Nearly 70 people showed up Monday night for a community forum hosted by Decatur’s NAACP chapter that was often intensely emotional.
It followed an angry parent’s complaints on the school district’s Facebook page about school officials and disparity between black and white students. The NAACP called for steps including monitoring school board meetings and students’ behavior.
Many at the forum live in Allen Wilson Terrace apartments and all wanted to hear from Okeeba Jubalo, the man whose words about residents there angered many last month.
Writing on City Schools Decatur’s Facebook page a few days after he said his daughter was attacked by five girls on Nov. 10, Jubalo said “those ghetto rats across the tracks. I wish they would just bulldoze (Wilson Terrace) and send them to DeKalb County or [Atlanta Public Schools].”
All seven girls in the Nov. 10 incident were black, and a 17- and 18-year-old were arrested.
Five minutes into Monday’s meeting former Mayor Elizabeth Wilson dived headlong into the boiling water.
She talked about moving into Wilson Terrace in 1949 when she was 18, and recalled when the Klan marched in protest on the city square before Decatur’s schools were integrated in 1965. Then she turned to Jubalo and said, “No one should ever be disrespected, insulted or called names you weren’t given at birth.”
Jubalo said, “If I hadn’t said what I said, we wouldn’t be here now.” He told the crowd, “Once I put it out in the media, that got the ball rolling.
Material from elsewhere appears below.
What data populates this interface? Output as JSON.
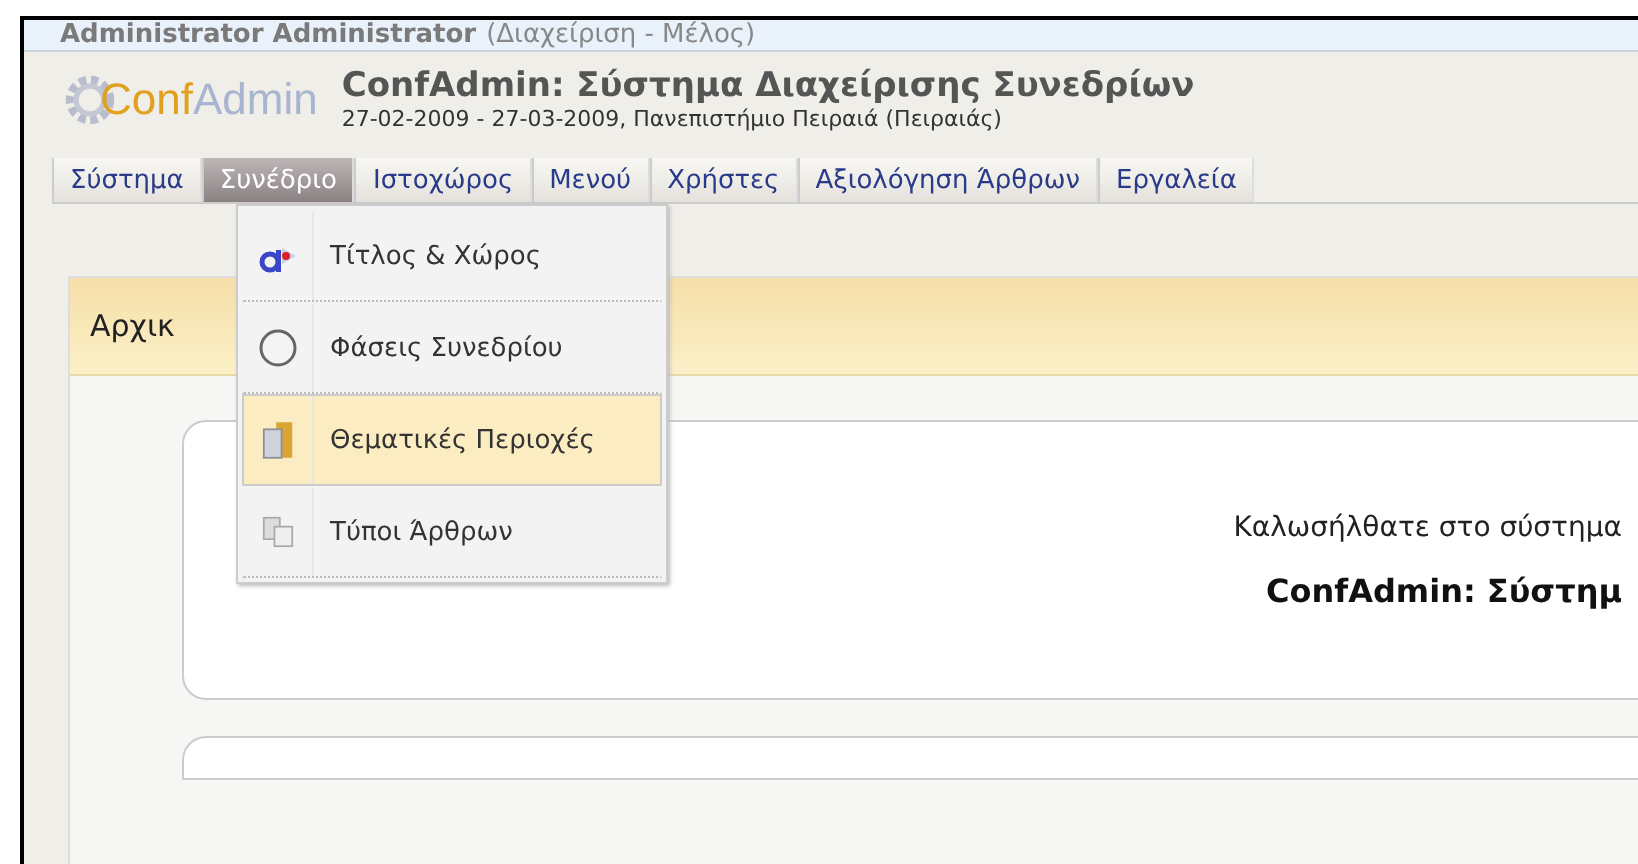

You’ve got to embarrass people sometimes to get them on board.”
He did strike a conciliatory note, saying, “For anybody’s who’s hurt by this, I say get to know me. I’m not going to give a group apology, but I will apologize one on one.”
Jubalo insists that gangs and bullying are symptoms of a much larger problem in the school district, the gap between white and black students in areas such as reading, writing, math, attendance and discipline.
NAACP Chapter President Mawuli Davis said he’s been speaking with Superintendent David Dude since last spring about the disparity. Dude told the AJC last week that he’s creating a “working group” on this issue.
Davis said that beginning next month the NAACP will send several members to every school board meeting “from now until forever” to monitor progress on issues important to the organization. He added the chapter will be an advocate for anyone bullied and will organize a parents group to monitor student behavior before and after school.
“Don’t expect elected officials to operate in our interests unless we require them to act in our interests,” Davis told the gathering. “We have to be organized, consistent and we cannot be divided. We can’t be divided between black folk who have the money to buy a crib in Decatur, and black folk who live in public housing.”
Lewis Jones, the only school board member attending, said, “I’m incredibly encouraged by tonight. We recognize that we don’t have a solution to these incredibly complex issues. But we are on the right track and you need to hold the board responsible. We are listening and you do have a partner.”